Sejak lahir Alena mengalami gagal jantung. Dia mudah merasa lelah bahkan ketika beristirahat. Wajah, tangan dan kaki nampak biru. Dan kini Alena merasa sesak nafas yang membuatnya kesakitan.
Anak dengan kelainan jantung kompleks membutuhkan berbagai operasi untuk mengembalikan sirkulasi jantung ke tingkat normal. Hingga membutuhkan waktu beberapa tahun, seperti halnya Alena.
Hingga akhirnya dokter mengambil keputusan untuk melakukan transplantasi jantung.
Tapi sekarang aku sudah tidak punya apapun untuk biaya operasi tersebut. Keputusan ku pergi dengan membawa Alena justru membuat anakku tersiksa.
"Tunggu sebentar sayang, setelah malam ini kamu tidak akan sakit lagi," jawabku tak kalah lirih, terus memberikan semangat meski entah ada hasilnya atau tidak.
"Sakit, Ma," kata Alena lagi.
"Anin," panggil ibuku--Ibu Husna.
Di ruang rawat ini memang tidak hanya ada aku dan Alena, tapi juga ada ibuku yang sejak tadi duduk di sofa. "Maafkan ibu Nak, ibu belum berhasil mencari pinjaman," ucap ibu, aku hanya mampu mengangguk lemah.
Sejak tadi aku tau ibu mengajukan pinjaman hutang kemanapun, tapi tak ada satupun yang memberi.
"Tidak apa-apa Bu, aku juga akan mengusahakannya," jawabku kemudian, seraya menahan sesak di dada.
Aku pernah gagal jadi manusia, tapi aku tidak ingin gagal jadi seorang ibu. Jadi kini apapun akan aku lakukan untuk Alena.

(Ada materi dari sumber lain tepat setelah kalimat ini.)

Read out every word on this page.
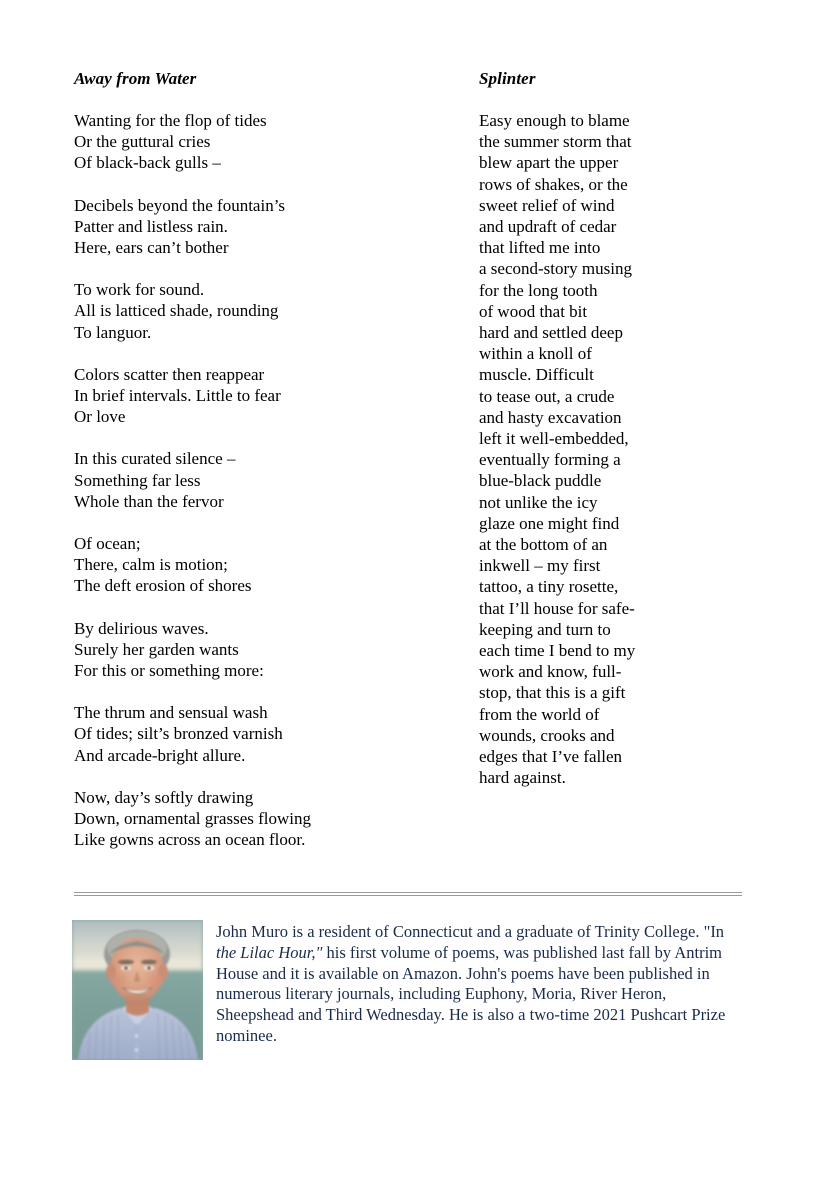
Away from Water
Wanting for the flop of tides
Or the guttural cries
Of black-back gulls –
Decibels beyond the fountain’s
Patter and listless rain.
Here, ears can’t bother
To work for sound.
All is latticed shade, rounding
To languor.
Colors scatter then reappear
In brief intervals. Little to fear
Or love
In this curated silence –
Something far less
Whole than the fervor
Of ocean;
There, calm is motion;
The deft erosion of shores
By delirious waves.
Surely her garden wants
For this or something more:
The thrum and sensual wash
Of tides; silt’s bronzed varnish
And arcade-bright allure.
Now, day’s softly drawing
Down, ornamental grasses flowing
Like gowns across an ocean floor.
Splinter
Easy enough to blame
the summer storm that
blew apart the upper
rows of shakes, or the
sweet relief of wind
and updraft of cedar
that lifted me into
a second-story musing
for the long tooth
of wood that bit
hard and settled deep
within a knoll of
muscle. Difficult
to tease out, a crude
and hasty excavation
left it well-embedded,
eventually forming a
blue-black puddle
not unlike the icy
glaze one might find
at the bottom of an
inkwell – my first
tattoo, a tiny rosette,
that I’ll house for safe-
keeping and turn to
each time I bend to my
work and know, full-
stop, that this is a gift
from the world of
wounds, crooks and
edges that I’ve fallen
hard against.
John Muro is a resident of Connecticut and a graduate of Trinity College. "In the Lilac Hour," his first volume of poems, was published last fall by Antrim House and it is available on Amazon. John's poems have been published in numerous literary journals, including Euphony, Moria, River Heron, Sheepshead and Third Wednesday. He is also a two-time 2021 Pushcart Prize nominee.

Ya Allah, aku harus bagaimana?
Malam ini Alena harus menjalani operasi, aku harus melakukan apapun untuk mendapatkan uang itu.
Tapi apa yang harus aku lakukan?
Sibuk membatin akhirnya aku teringat akan seorang pria, pria yang selama ini sengaja aku jauhi. Pria yang sejatinya adalah ayah kandung Alena.
Pak Harris.
Aku melepaskan pelukan pada Alena. "Mama pergi sebentar ya, sebentar saja. Saat mama kembali nanti, Alena akan langsung menjalani operasi," kataku.
Alena mengangguk kecil, sementara ibu hanya nampak menghela nafas berat. Seolah ragu dengan ucapanku.
"Bu, aku titip Alena sebentar ya. Sebelum jam 7 malam akan aku usahakan kembali," pamitku.
"Iya, ibu doakan semoga semua urusanmu lancar. Semoga ada jalan untuk Alena di operasi."
Aku mengigit bibir bawahku kuat, menahan diri agar tidak menangis. Secepat yang aku bisa, ku ambil tas di meja dan keluar dari ruang rawat tersebut.
Pak Haris adalah CEO di perusahaan Pratama Kingdom. Dulu aku adalah sekretarisnya, sampai satu malam kami melakukan kesalahan fatal. Malam dimana Alena akhirnya ada. Aku hamil di luar nikah.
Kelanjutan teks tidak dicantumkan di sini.